The Redwalls
De Nova
[Capitol; 21 lipca 2005]
Według The Redwalls, The Beatles skończyli się przed 1965 rokiem. I mają święte prawo do stawiania takiej tezy, zwłaszcza, że niemałe grono zwolenników rdzennego rock’n’rolla z sympatią podniosłoby zaraz gromkie okrzyki aplauzu. Problem w tym, że tak postawiona diagnoza potrzebuje bardzo silnej argumentacji, a przynajmniej niezwykle solidnych egzemplarzy dowodowych. Czy krążek „De Nova”, będący w dużym stopniu reminescencją british invasion, jest czymś więcej, niż tylko wyrazem fantazji kilku uzurpatorów tytułu konserwatorów rock’n’rolla?

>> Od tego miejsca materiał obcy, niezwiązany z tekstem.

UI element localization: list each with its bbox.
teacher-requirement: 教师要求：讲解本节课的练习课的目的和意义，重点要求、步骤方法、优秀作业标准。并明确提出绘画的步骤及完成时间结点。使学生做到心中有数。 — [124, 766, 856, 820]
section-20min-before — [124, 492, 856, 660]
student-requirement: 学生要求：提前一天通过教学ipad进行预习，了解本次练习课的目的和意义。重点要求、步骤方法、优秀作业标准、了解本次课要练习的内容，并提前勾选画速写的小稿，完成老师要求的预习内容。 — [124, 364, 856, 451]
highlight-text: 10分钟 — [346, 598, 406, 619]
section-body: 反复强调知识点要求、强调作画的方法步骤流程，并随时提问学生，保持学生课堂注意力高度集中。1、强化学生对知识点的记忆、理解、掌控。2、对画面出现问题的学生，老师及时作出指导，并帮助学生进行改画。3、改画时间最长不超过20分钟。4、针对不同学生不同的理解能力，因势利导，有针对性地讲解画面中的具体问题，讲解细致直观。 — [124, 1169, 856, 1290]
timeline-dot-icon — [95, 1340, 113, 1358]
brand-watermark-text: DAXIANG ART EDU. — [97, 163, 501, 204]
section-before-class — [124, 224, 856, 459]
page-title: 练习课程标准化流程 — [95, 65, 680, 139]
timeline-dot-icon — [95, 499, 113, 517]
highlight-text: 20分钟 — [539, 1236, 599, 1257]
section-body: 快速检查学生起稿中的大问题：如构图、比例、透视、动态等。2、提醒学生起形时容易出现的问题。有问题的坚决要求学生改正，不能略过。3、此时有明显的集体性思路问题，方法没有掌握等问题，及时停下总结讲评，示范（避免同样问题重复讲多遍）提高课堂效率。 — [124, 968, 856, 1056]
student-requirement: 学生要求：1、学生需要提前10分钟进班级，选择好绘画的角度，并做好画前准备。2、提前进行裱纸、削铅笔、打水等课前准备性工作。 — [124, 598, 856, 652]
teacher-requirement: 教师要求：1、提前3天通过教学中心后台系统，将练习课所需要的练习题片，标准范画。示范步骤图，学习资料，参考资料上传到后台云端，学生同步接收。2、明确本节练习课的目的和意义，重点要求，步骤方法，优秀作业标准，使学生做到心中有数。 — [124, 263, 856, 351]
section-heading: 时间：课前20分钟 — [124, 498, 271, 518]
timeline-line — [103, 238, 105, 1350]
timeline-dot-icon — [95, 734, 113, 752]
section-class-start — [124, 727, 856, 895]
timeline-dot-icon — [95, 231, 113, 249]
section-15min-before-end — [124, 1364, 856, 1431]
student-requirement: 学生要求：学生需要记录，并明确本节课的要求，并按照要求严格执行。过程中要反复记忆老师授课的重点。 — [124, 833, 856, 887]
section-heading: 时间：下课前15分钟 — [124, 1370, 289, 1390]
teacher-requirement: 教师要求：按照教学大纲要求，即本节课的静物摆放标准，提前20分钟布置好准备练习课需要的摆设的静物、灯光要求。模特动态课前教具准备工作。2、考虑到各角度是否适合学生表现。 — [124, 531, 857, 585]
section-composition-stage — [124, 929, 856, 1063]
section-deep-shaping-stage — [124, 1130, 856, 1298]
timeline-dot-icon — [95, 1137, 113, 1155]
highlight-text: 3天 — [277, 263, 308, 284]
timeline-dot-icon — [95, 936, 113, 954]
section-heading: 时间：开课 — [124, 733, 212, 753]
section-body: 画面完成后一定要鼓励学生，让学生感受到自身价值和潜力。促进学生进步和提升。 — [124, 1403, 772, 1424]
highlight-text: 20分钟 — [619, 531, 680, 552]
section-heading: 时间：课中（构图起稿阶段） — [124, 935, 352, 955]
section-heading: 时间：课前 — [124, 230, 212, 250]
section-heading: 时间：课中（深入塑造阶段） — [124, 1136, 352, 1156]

Czwórka z Illinois swoje pierwsze kroki stawiała jako cover band kilku czysto rock’n’rollowych kapel. Czyli cover band wszystkich i wszystkiego, a co za tym idzie - nikogo i niczego. Nie da się ukryć, że wizerunek The Redwalls nie zyskuje dzięki temu pikanterii. Co gorsza, uwypuklona zostaje w nim świadomość muzycznego dyletanctwa i braku kreatywności muzyków. Obawiam się, że gdybyśmy przełożyli ich działalność muzyczną na język filmowców, byłaby ona drętwą „rekonstrukcją zdarzeń” z magazynu policyjnego Michała Fajbusiewicza. Autorskie dokonania zespołu na „De Nova” wydają się być wyprane z pomysłu, z odwagi, z choć odrobiny kompozycyjnego polotu. The Redwalls bawią lecz nie uczą, mówią lecz nie rozmawiają, śmieją się lecz nie rozśmieszają. Zespół niemal wiernie symuluje brzmienie sprzed kilku dekad. „Niemal” – bo chłopcy zapomnieli o jednym istotnym szczególe. Istotnym? To mało powiedziane. To tak jakby chcieli podszywać się pod Elvisa, pomijając rytmiczne kołysanie bioder. Przyjrzyjmy się zatem dokładniej. Czego brakuje takiemu – najlepszemu na płycie – kawałkowi „Rock & Roll”? Nieodłączne i nieparlamentarne „come on little girl, I’ll teach you how to rock’n’roll” w refrenie, dynamiczny basik, gitara rodem z „I Saw Her Standing There”, melodia i zwarte tempo - to wszystko mogłoby doprowadzić do detronizacji Bloc Party i Franz Ferdinand z dyskotekowych tronów i do ponownego zastąpienia szeregu indie-parties nielegalnymi potańcówkami. Co jednak sknocili The Redwalls? Otóż, nie potrafili pokazać na „De Nova” choćby śladowej ilości naturalności i spontaniczności. Grają jak z nut, co akurat tutaj nie jest chwalebnym komplementem. Kawałki rozpoczynają się obiecująco, a w chwili gry powinny wzbić się w powietrze, wpadają w bezwładny poślizg na pasie startowym. Nieuchronnej katastrofy nie ratuje znośny, dylanowski „Glory of War”, ani też wydarty z gardła z The Byrds „Hung Up On The Way I'm Feeling”.
Krążek The Redwalls wpisuje się w nostalgiczny mikroklimat epoki spódnic w grochy i kin samochodowych. Powierzchowność, z jaką imituje te - nota bene – piękne i pionierskie lata, jest jednak nie do zniesienia. Sam pomysł na album był ciekawy. Lecz jego realizacja zwyczajnie drażni i odpycha.